The Government Needs to Stop Passing the Buck on Air Pollution

Air pollution disproportionately affects more deprived communities and restricts the life chances of the next generation by impairing children's development. People are angry and the government needs to act. And this is not just an issue for the Department of Transport. It is the Environment Secretary who is responsible for clean air, despite her silence on the topic.

Diesel emissions have been shown to be up to 12 times the EU limit when vehicles are driven on roads and the Transport Secretary's response it that he is "disappointed the results are as bad as they are". Unsurprisingly from a government that never misses a chance to pass the buck, he added the "industry needs to raise its game".

I agree with him the industry needs to act, but we desperately need Ministers to raise their game too. When air pollution causes 50,000 premature deaths each year in the UK; when it's linked to cancer, asthma, strokes and heart disease; when primary schools are forced to close because they are exposing young children to dangerous levels of pollution: it is not enough to be "disappointed".

Air pollution disproportionately affects more deprived communities and restricts the life chances of the next generation by impairing children's development. People are angry and the government needs to act.

And this is not just an issue for the Department of Transport. It is the Environment Secretary who is responsible for clean air, despite her silence on the topic.

This week's emissions results should not have been a surprise for the government. Their own air quality plans state that "The current differences between laboratory testing and real world emissions are unacceptable".

Yet Ministers have failed to act and, even worse, tried to block EU legislation to require random inspections of vehicles' real world emissions. They supported loopholes that give car companies permission to pollute well about the legal limits. And Defra cut funding for improving air quality by nearly 80%.

In December, on the last day of Parliament before Christmas, Defra quietly published its air quality plans. You would have thought they would be proud to publish a strategy that should save lives, but perhaps they knew that it would not stand up to scrutiny. After all, the Environment Secretary only published the plan because the Supreme Court ordered her to take action.

There is no urgency and no ambition in the government's timid plans. They are simply aiming to reduce air pollution so that we scrape over the line to comply with EU limits. Not this year, not next year, but by 2020. 2025 in the case of London.

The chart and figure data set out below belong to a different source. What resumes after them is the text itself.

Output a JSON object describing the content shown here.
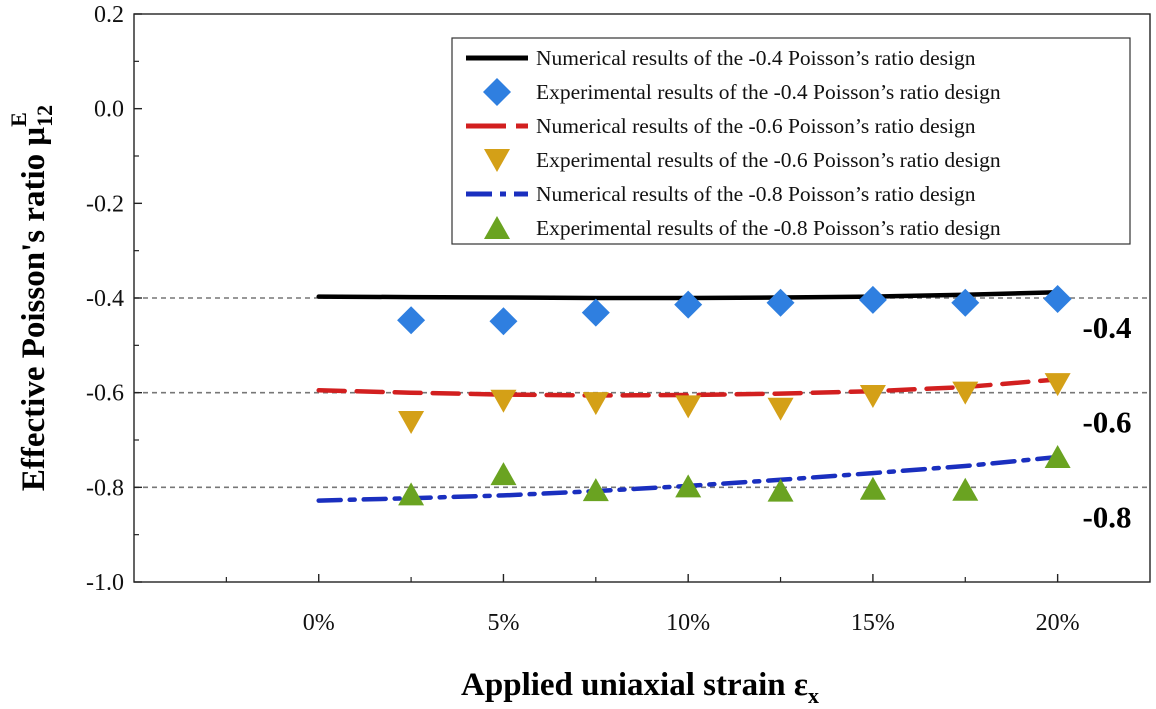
{
  "chart_data": {
    "type": "line",
    "title": "",
    "xlabel": {
      "main": "Applied uniaxial strain ε",
      "sub": "x"
    },
    "ylabel": {
      "main": "Effective Poisson's ratio μ",
      "sub": "12",
      "sup": "E"
    },
    "xlim": [
      -5,
      22.5
    ],
    "ylim": [
      -1.0,
      0.2
    ],
    "x_ticks": [
      0,
      5,
      10,
      15,
      20
    ],
    "x_tick_labels": [
      "0%",
      "5%",
      "10%",
      "15%",
      "20%"
    ],
    "y_ticks": [
      0.2,
      0.0,
      -0.2,
      -0.4,
      -0.6,
      -0.8,
      -1.0
    ],
    "y_tick_labels": [
      "0.2",
      "0.0",
      "-0.2",
      "-0.4",
      "-0.6",
      "-0.8",
      "-1.0"
    ],
    "legend_position": "top-right",
    "series": [
      {
        "name": "Numerical results of the -0.4 Poisson’s ratio design",
        "kind": "line",
        "style": "solid",
        "color": "#000000",
        "x": [
          0,
          2.5,
          5,
          7.5,
          10,
          12.5,
          15,
          17.5,
          20
        ],
        "y": [
          -0.397,
          -0.398,
          -0.399,
          -0.4,
          -0.4,
          -0.399,
          -0.397,
          -0.393,
          -0.388
        ]
      },
      {
        "name": "Experimental results of the -0.4 Poisson’s ratio design",
        "kind": "marker",
        "marker": "diamond",
        "color": "#2f7fe0",
        "x": [
          2.5,
          5,
          7.5,
          10,
          12.5,
          15,
          17.5,
          20
        ],
        "y": [
          -0.447,
          -0.449,
          -0.431,
          -0.414,
          -0.41,
          -0.404,
          -0.41,
          -0.402
        ]
      },
      {
        "name": "Numerical results of the -0.6 Poisson’s ratio design",
        "kind": "line",
        "style": "dashed",
        "color": "#d21f1f",
        "x": [
          0,
          2.5,
          5,
          7.5,
          10,
          12.5,
          15,
          17.5,
          20
        ],
        "y": [
          -0.595,
          -0.6,
          -0.604,
          -0.606,
          -0.605,
          -0.602,
          -0.597,
          -0.588,
          -0.572
        ]
      },
      {
        "name": "Experimental results of the -0.6 Poisson’s ratio design",
        "kind": "marker",
        "marker": "triangle-down",
        "color": "#d4a017",
        "x": [
          2.5,
          5,
          7.5,
          10,
          12.5,
          15,
          17.5,
          20
        ],
        "y": [
          -0.662,
          -0.617,
          -0.622,
          -0.629,
          -0.634,
          -0.607,
          -0.6,
          -0.582
        ]
      },
      {
        "name": "Numerical results of the -0.8 Poisson’s ratio design",
        "kind": "line",
        "style": "dash-dot",
        "color": "#1a2fbf",
        "x": [
          0,
          2.5,
          5,
          7.5,
          10,
          12.5,
          15,
          17.5,
          20
        ],
        "y": [
          -0.828,
          -0.823,
          -0.817,
          -0.808,
          -0.797,
          -0.784,
          -0.77,
          -0.755,
          -0.736
        ]
      },
      {
        "name": "Experimental results of the -0.8 Poisson’s ratio design",
        "kind": "marker",
        "marker": "triangle-up",
        "color": "#6aa321",
        "x": [
          2.5,
          5,
          7.5,
          10,
          12.5,
          15,
          17.5,
          20
        ],
        "y": [
          -0.815,
          -0.772,
          -0.806,
          -0.798,
          -0.807,
          -0.803,
          -0.805,
          -0.736
        ]
      }
    ],
    "reference_lines": [
      {
        "y": -0.4,
        "label": "-0.4"
      },
      {
        "y": -0.6,
        "label": "-0.6"
      },
      {
        "y": -0.8,
        "label": "-0.8"
      }
    ]
  }
}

Defra has decided that just five cities outside London will be required to have limited Clean Air Zones. But while other towns and cities blighted by air pollution remain ignored, there can be little confidence in the government's ability to tackle the problem.

The government's failure on air quality demonstrates again the vital importance of the environmental protections afforded us by Europe. Without EU rules on air quality, ClientEarth could not have taken the UK government to court over its repeated failure to tackle air pollution. But the Environment Secretary cannot continue to treat this as a bureaucratic tick-box exercise, only doing the bare minimum to comply with the Supreme Court ruling.

In light of the latest evidence on real world diesel emissions, the Environment Secretary must urgently review her air quality plans. We need a national framework for low emission zones and genuine action at EU level to close the loopholes in emissions testing. The government must stop passing the buck and establish a comprehensive and effective strategy to improve air quality across the whole country.